[Cryptography] Use Linux for its security

Ray Dillinger bear at sonic.net
Fri Sep 30 01:07:07 EDT 2016



On 09/29/2016 05:45 AM, J.M. Porup wrote:
> On Wed, Sep 28, 2016 at 12:39:15PM -0400, Jerry Leichter wrote:

>> The fundamental criticism is that Linux is way behind the times: 
>> It's still trying to squish one security bug at a time, rather than
>> using more modern techniques that close off entire classes of
>> attacks, even if no specific ones have been identified...

> As the author of the Ars Technica article mentioned, I concur. If
> this subject interests you, please go to the primary sources and
> watch the videos--you can read me quoting Kees Cook, or you can watch
> his talk yourself.

Given the writ to do a clean slate design, the mandate to design for
security, and a tolerance for performance costs implicit in secure
design, I think we really could fix most of the problem.

Here is how to build a drastically more secure operating system.
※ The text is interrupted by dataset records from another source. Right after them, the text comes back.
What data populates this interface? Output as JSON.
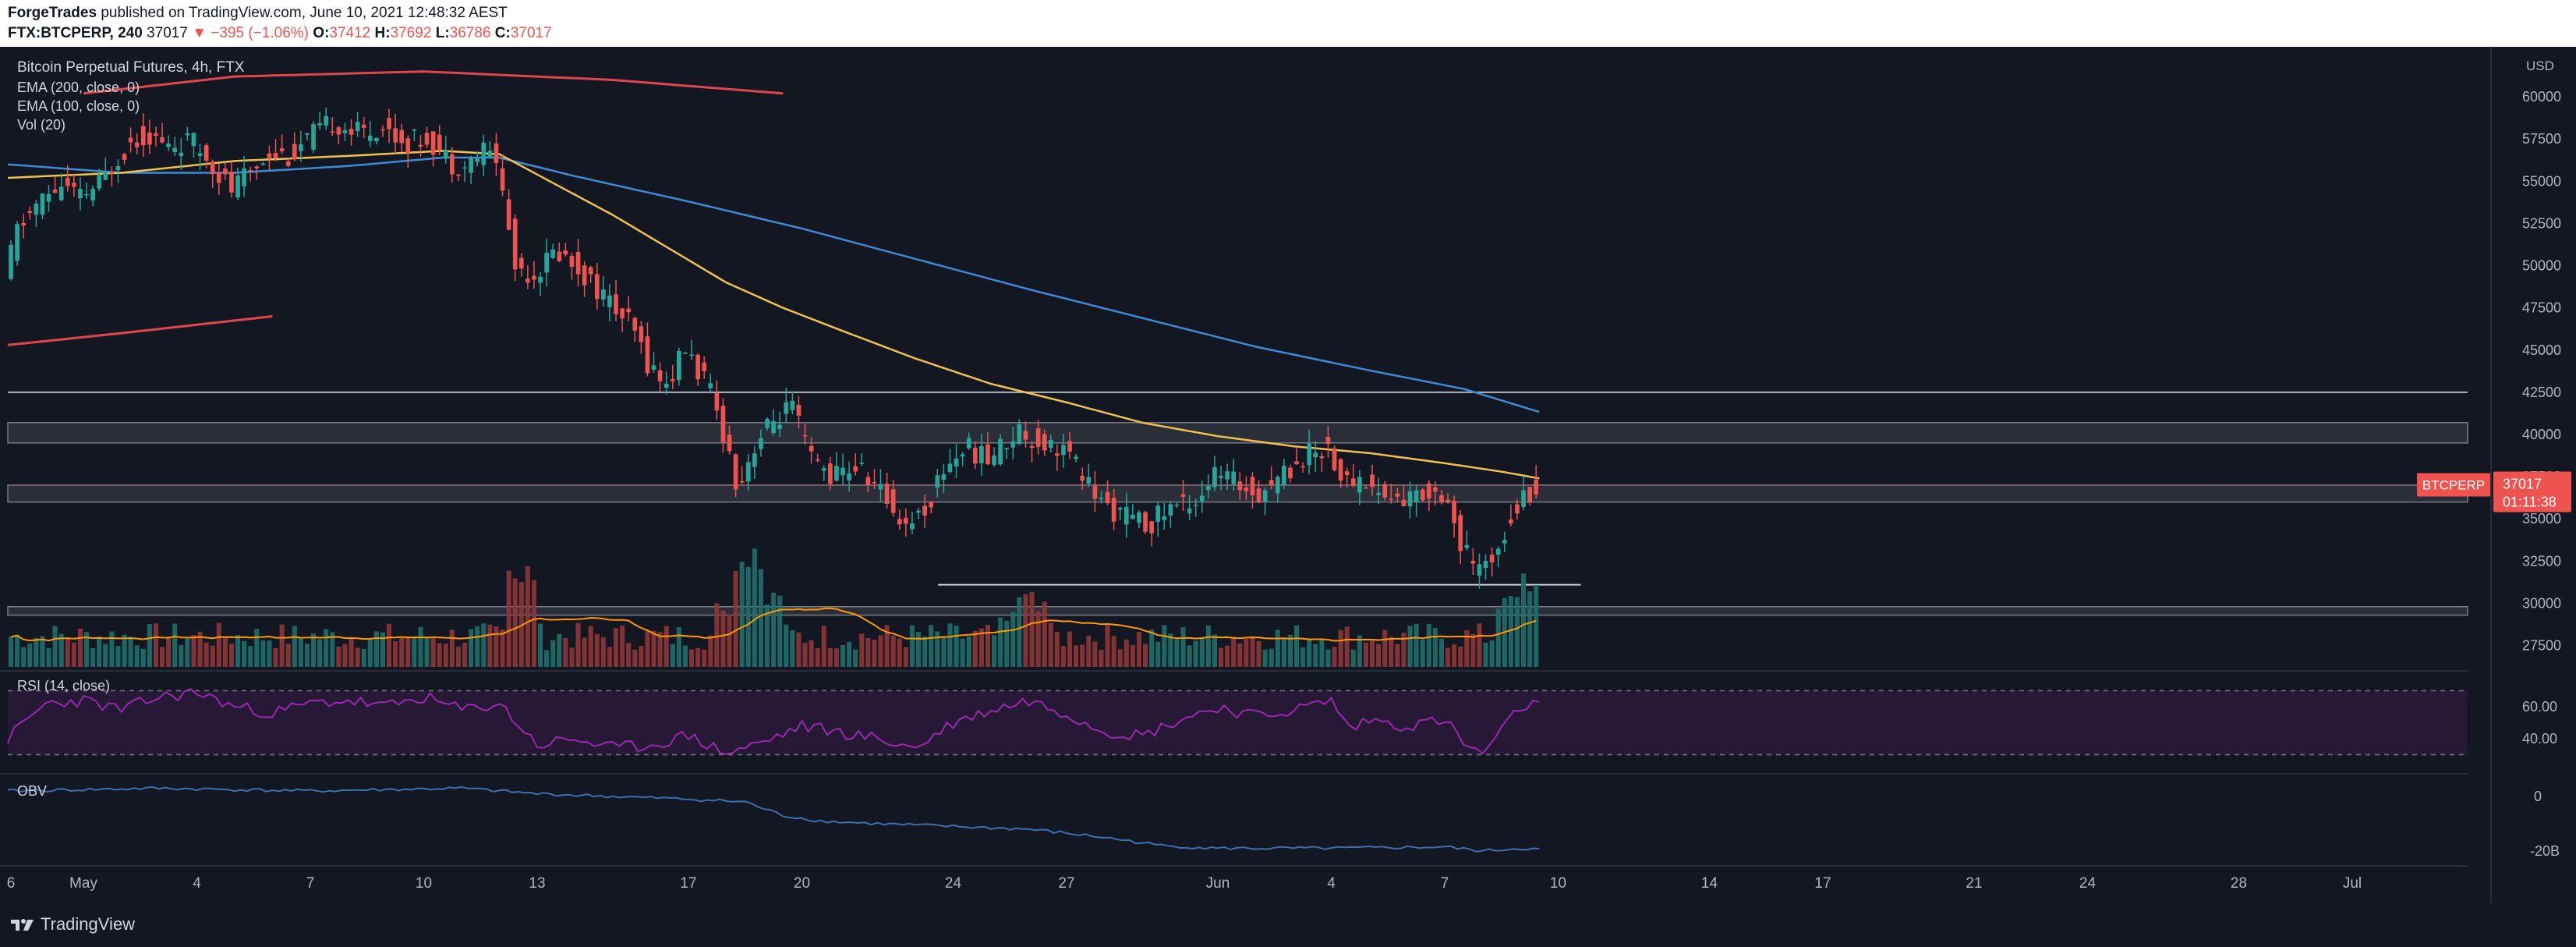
{
  "header": {
    "publisher": "ForgeTrades",
    "published_text": "published on TradingView.com, June 10, 2021 12:48:32 AEST",
    "symbol": "FTX:BTCPERP, 240",
    "last": "37017",
    "change": "−395 (−1.06%)",
    "o_label": "O:",
    "o": "37412",
    "h_label": "H:",
    "h": "37692",
    "l_label": "L:",
    "l": "36786",
    "c_label": "C:",
    "c": "37017"
  },
  "legend": {
    "title": "Bitcoin Perpetual Futures, 4h, FTX",
    "ema200": "EMA (200, close, 0)",
    "ema100": "EMA (100, close, 0)",
    "vol": "Vol (20)"
  },
  "price_tag": {
    "symbol": "BTCPERP",
    "price": "37017",
    "countdown": "01:11:38"
  },
  "footer": {
    "brand": "TradingView"
  },
  "colors": {
    "bg": "#131722",
    "up": "#26a69a",
    "down": "#ef5350",
    "ema100": "#f0c24d",
    "ema200": "#3d8bd8",
    "rsi": "#9c27b0",
    "obv": "#3d6fb0",
    "zone": "#2a2e39",
    "grid": "#1e222d"
  },
  "chart_data": [
    {
      "type": "candlestick",
      "title": "Bitcoin Perpetual Futures, 4h, FTX",
      "currency": "USD",
      "ylim": [
        26000,
        62500
      ],
      "y_ticks": [
        "60000",
        "57500",
        "55000",
        "52500",
        "50000",
        "47500",
        "45000",
        "42500",
        "40000",
        "37500",
        "35000",
        "32500",
        "30000",
        "27500"
      ],
      "x_ticks": [
        "6",
        "May",
        "4",
        "7",
        "10",
        "13",
        "17",
        "20",
        "24",
        "27",
        "Jun",
        "4",
        "7",
        "10",
        "14",
        "17",
        "21",
        "24",
        "28",
        "Jul"
      ],
      "x_tick_day_index": [
        0,
        2,
        5,
        8,
        11,
        14,
        18,
        21,
        25,
        28,
        32,
        35,
        38,
        41,
        45,
        48,
        52,
        55,
        59,
        62
      ],
      "bars_per_day": 6,
      "last_price": 37017,
      "path_points_day_price": [
        [
          0,
          49000
        ],
        [
          0.3,
          52000
        ],
        [
          0.8,
          53500
        ],
        [
          1.5,
          54800
        ],
        [
          2,
          54000
        ],
        [
          2.6,
          55000
        ],
        [
          3,
          56500
        ],
        [
          3.4,
          57500
        ],
        [
          3.8,
          57800
        ],
        [
          4.3,
          57000
        ],
        [
          4.9,
          57400
        ],
        [
          5.4,
          56300
        ],
        [
          6,
          54500
        ],
        [
          6.5,
          55600
        ],
        [
          7,
          56800
        ],
        [
          7.6,
          56500
        ],
        [
          8,
          57500
        ],
        [
          8.7,
          58500
        ],
        [
          9.3,
          57900
        ],
        [
          10,
          58200
        ],
        [
          10.6,
          57300
        ],
        [
          11.2,
          57600
        ],
        [
          11.8,
          56100
        ],
        [
          12.2,
          55900
        ],
        [
          12.7,
          56900
        ],
        [
          13,
          56400
        ],
        [
          13.5,
          50000
        ],
        [
          14,
          49500
        ],
        [
          14.6,
          50900
        ],
        [
          15.2,
          49800
        ],
        [
          16,
          47800
        ],
        [
          16.6,
          46300
        ],
        [
          17,
          44300
        ],
        [
          17.5,
          42900
        ],
        [
          18,
          45100
        ],
        [
          18.6,
          42800
        ],
        [
          19,
          40200
        ],
        [
          19.4,
          36800
        ],
        [
          19.8,
          39300
        ],
        [
          20.3,
          40700
        ],
        [
          20.8,
          41700
        ],
        [
          21.3,
          38600
        ],
        [
          21.9,
          37500
        ],
        [
          22.5,
          38100
        ],
        [
          23,
          37100
        ],
        [
          23.8,
          34700
        ],
        [
          24.4,
          35700
        ],
        [
          24.8,
          37900
        ],
        [
          25.4,
          39300
        ],
        [
          26,
          38500
        ],
        [
          26.8,
          40300
        ],
        [
          27.3,
          39600
        ],
        [
          28,
          39200
        ],
        [
          28.5,
          37600
        ],
        [
          29,
          35900
        ],
        [
          29.6,
          35200
        ],
        [
          30.2,
          34600
        ],
        [
          30.8,
          35700
        ],
        [
          31.5,
          36200
        ],
        [
          32,
          37600
        ],
        [
          32.6,
          37100
        ],
        [
          33.2,
          36600
        ],
        [
          33.8,
          37700
        ],
        [
          34.5,
          38900
        ],
        [
          35,
          39300
        ],
        [
          35.4,
          37100
        ],
        [
          35.9,
          37400
        ],
        [
          36.5,
          36300
        ],
        [
          37,
          36100
        ],
        [
          37.6,
          36600
        ],
        [
          38.1,
          36700
        ],
        [
          38.5,
          33300
        ],
        [
          39,
          31800
        ],
        [
          39.4,
          33100
        ],
        [
          39.9,
          35600
        ],
        [
          40.3,
          36600
        ],
        [
          40.6,
          37017
        ]
      ],
      "ema100_points_day_price": [
        [
          0,
          55200
        ],
        [
          3,
          55500
        ],
        [
          6,
          56200
        ],
        [
          9,
          56500
        ],
        [
          11.5,
          56800
        ],
        [
          13,
          56600
        ],
        [
          14.5,
          54800
        ],
        [
          16,
          53000
        ],
        [
          17.5,
          51000
        ],
        [
          19,
          49000
        ],
        [
          20.5,
          47500
        ],
        [
          22,
          46200
        ],
        [
          24,
          44500
        ],
        [
          26,
          43000
        ],
        [
          28,
          41900
        ],
        [
          30,
          40700
        ],
        [
          32,
          39900
        ],
        [
          34,
          39300
        ],
        [
          36,
          38900
        ],
        [
          38,
          38300
        ],
        [
          39.5,
          37800
        ],
        [
          40.5,
          37400
        ]
      ],
      "ema200_points_day_price": [
        [
          0,
          56000
        ],
        [
          3,
          55500
        ],
        [
          6,
          55500
        ],
        [
          9,
          55900
        ],
        [
          11.5,
          56400
        ],
        [
          13,
          56400
        ],
        [
          15,
          55300
        ],
        [
          18,
          53800
        ],
        [
          21,
          52200
        ],
        [
          24,
          50400
        ],
        [
          27,
          48600
        ],
        [
          30,
          46900
        ],
        [
          33,
          45200
        ],
        [
          36,
          43800
        ],
        [
          38.5,
          42700
        ],
        [
          40.7,
          41200
        ]
      ],
      "upper_arc_points_day_price": [
        [
          2,
          60200
        ],
        [
          6,
          61200
        ],
        [
          11,
          61500
        ],
        [
          16,
          61000
        ],
        [
          20.5,
          60200
        ]
      ],
      "lower_arc_points_day_price": [
        [
          0,
          45300
        ],
        [
          3,
          46000
        ],
        [
          7,
          47000
        ]
      ],
      "horizontal_levels": [
        {
          "type": "line",
          "price": 42500
        },
        {
          "type": "zone",
          "from": 39500,
          "to": 40700
        },
        {
          "type": "zone",
          "from": 36000,
          "to": 37000
        },
        {
          "type": "zone",
          "from": 29300,
          "to": 29800
        },
        {
          "type": "segment",
          "price": 31100,
          "from_day": 24.6,
          "to_day": 41.6
        }
      ],
      "volume_hint": "relative bar heights, spikes near days 13.5, 19-20, 27, 39.5-40"
    },
    {
      "type": "line",
      "title": "RSI (14, close)",
      "ylim": [
        20,
        80
      ],
      "y_ticks": [
        "60.00",
        "40.00"
      ],
      "bands": [
        70,
        30
      ],
      "points_day_value": [
        [
          0,
          40
        ],
        [
          1,
          62
        ],
        [
          2,
          64
        ],
        [
          3,
          58
        ],
        [
          4,
          66
        ],
        [
          5,
          69
        ],
        [
          6,
          60
        ],
        [
          7,
          56
        ],
        [
          8,
          62
        ],
        [
          9,
          64
        ],
        [
          10,
          60
        ],
        [
          11,
          66
        ],
        [
          12,
          58
        ],
        [
          13,
          62
        ],
        [
          14,
          36
        ],
        [
          15,
          40
        ],
        [
          16,
          34
        ],
        [
          17,
          36
        ],
        [
          18,
          42
        ],
        [
          19,
          31
        ],
        [
          20,
          38
        ],
        [
          21,
          48
        ],
        [
          22,
          44
        ],
        [
          23,
          40
        ],
        [
          24,
          34
        ],
        [
          25,
          50
        ],
        [
          26,
          58
        ],
        [
          27,
          64
        ],
        [
          28,
          56
        ],
        [
          29,
          45
        ],
        [
          30,
          42
        ],
        [
          31,
          52
        ],
        [
          32,
          60
        ],
        [
          33,
          54
        ],
        [
          34,
          58
        ],
        [
          35,
          64
        ],
        [
          35.5,
          46
        ],
        [
          36,
          52
        ],
        [
          37,
          48
        ],
        [
          38,
          52
        ],
        [
          38.6,
          34
        ],
        [
          39,
          31
        ],
        [
          39.5,
          44
        ],
        [
          40,
          60
        ],
        [
          40.6,
          62
        ]
      ]
    },
    {
      "type": "line",
      "title": "OBV",
      "y_ticks": [
        "0",
        "-20B"
      ],
      "ylim": [
        -24,
        6
      ],
      "points_day_value": [
        [
          0,
          2
        ],
        [
          4,
          3
        ],
        [
          8,
          2
        ],
        [
          12,
          3
        ],
        [
          14,
          1
        ],
        [
          16,
          0
        ],
        [
          18,
          -1
        ],
        [
          19.5,
          -2
        ],
        [
          20.5,
          -7
        ],
        [
          21.5,
          -9
        ],
        [
          23,
          -10
        ],
        [
          25,
          -11
        ],
        [
          27,
          -12
        ],
        [
          29,
          -15
        ],
        [
          30.5,
          -18
        ],
        [
          32,
          -19
        ],
        [
          35,
          -19
        ],
        [
          38,
          -18.5
        ],
        [
          39,
          -20
        ],
        [
          40,
          -19
        ],
        [
          40.6,
          -19.5
        ]
      ]
    }
  ]
}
Isolate
every process in its own address space sharing memory with zero other
processes, handle privileges with a capability system, and use a
microkernel to get as much stuff as possible to NOT run with default or
root privileges.

 There would be no ABI as we understand it.  All interprocess
communication, including what we now think of as calls into runtime
libraries, calls to DLLs or shared objects, and calls into the OS, would
be handled by daemons communicating with other processes via named
pipes.  Most of them (possibly every one that provides an accessible
service) would share zero address space with the kernel itself, or with
the processes requesting their services, or even with each other.

We could use a REAL encrypted filesystem; rather than just emulating an
unencrypted filesystem with the bulk storage  transparently 'mounted'
whenever the machine is running, we could enforce file level access
privileges using crypto.  IE, the filesystem daemon accepts and returns
only ciphertext, you don't have the key to decrypt anything you don't
have the capability to read, and you don't have the key to encrypt
anything you don't have the capability to write.

A real encrypted filesystem could do other things as well; for example
you could have ciphertext-only read capabilities to enable people to do
routine backups etc without ever gaining the ability to read the bits
they're making backups of.

Even without support from an encrypted filesystem, logfiles could
contain blockchain-type sequential hashes to make modification of
logfiles after the fact extraordinarily easy to detect or else damned
hard to do.

It would have very poor performance relative to other OS, in terms of
responsiveness.  Sequential communications rather than ABI calls means
lag.  It would use a lot more memory and CPU to get its work done.  But
it would absolutely shut down most existing types of privilege
escalation and access insecurities, and shut them down HARD.